No, there is no minimum.

However, in the Senate, any single Senator can demand that a bill be read out loud before a vote. This can be and has been used to delay or derail legislation; Tom Coburn did exactly that during the Obamacare debate; see also here for a story about a healthcare plan Bernie Sanders proposed, then withdrew after Coburn insisted that it be read before any vote.

Of course, in the case of a short bill, such tactics would be much less effective.

  1. If they passed a restriction by legislation, they could change it by legislation.

  2. Traditionally Congress has had the final say on almost all questions on the operation of Congress. Absent a constitutional limitation that is clearly in opposition, they don't interfere.

  3. What happens in an emergency? Presumably there would need to be an escape clause for emergencies.
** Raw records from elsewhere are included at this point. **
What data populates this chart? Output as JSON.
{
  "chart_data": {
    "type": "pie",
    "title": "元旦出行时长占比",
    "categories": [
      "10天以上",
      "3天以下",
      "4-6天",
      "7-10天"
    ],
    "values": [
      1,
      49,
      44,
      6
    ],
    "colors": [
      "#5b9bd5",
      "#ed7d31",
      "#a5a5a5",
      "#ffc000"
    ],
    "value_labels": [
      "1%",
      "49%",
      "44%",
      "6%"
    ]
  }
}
And with an escape clause, someone would use it.

A member of Congress could refuse to vote for legislation until they have had time to read it. If enough do that, the legislation doesn't pass. Of course, if you never showed any intent to vote for the legislation but only wanted to delay for the purpose of delay, that method won't work for you. Or if you know that your constituents or donors both favor and oppose the legislation, then you might use the "no time to read it" excuse to explain a vote against. Thus avoiding angering either side.

The traditional reason for creating rules about such things is not to allow legislators time to read bills. The traditional reason has been to allow constituents time to read and comment on bills. Because legislators shouldn't need laws to protect them from unreadable bills. They can insist on legibility as a requirement for voting on a bill. Or they can delegate that task to people that they trust, like the committee staffers who do much of the work of writing legislation in the United States.

  • While this outlines why this isn't a very useful thing to have it doesn't address what time management is available to the minority in the house. I know they are limited, but I'm not sure that they are eliminated.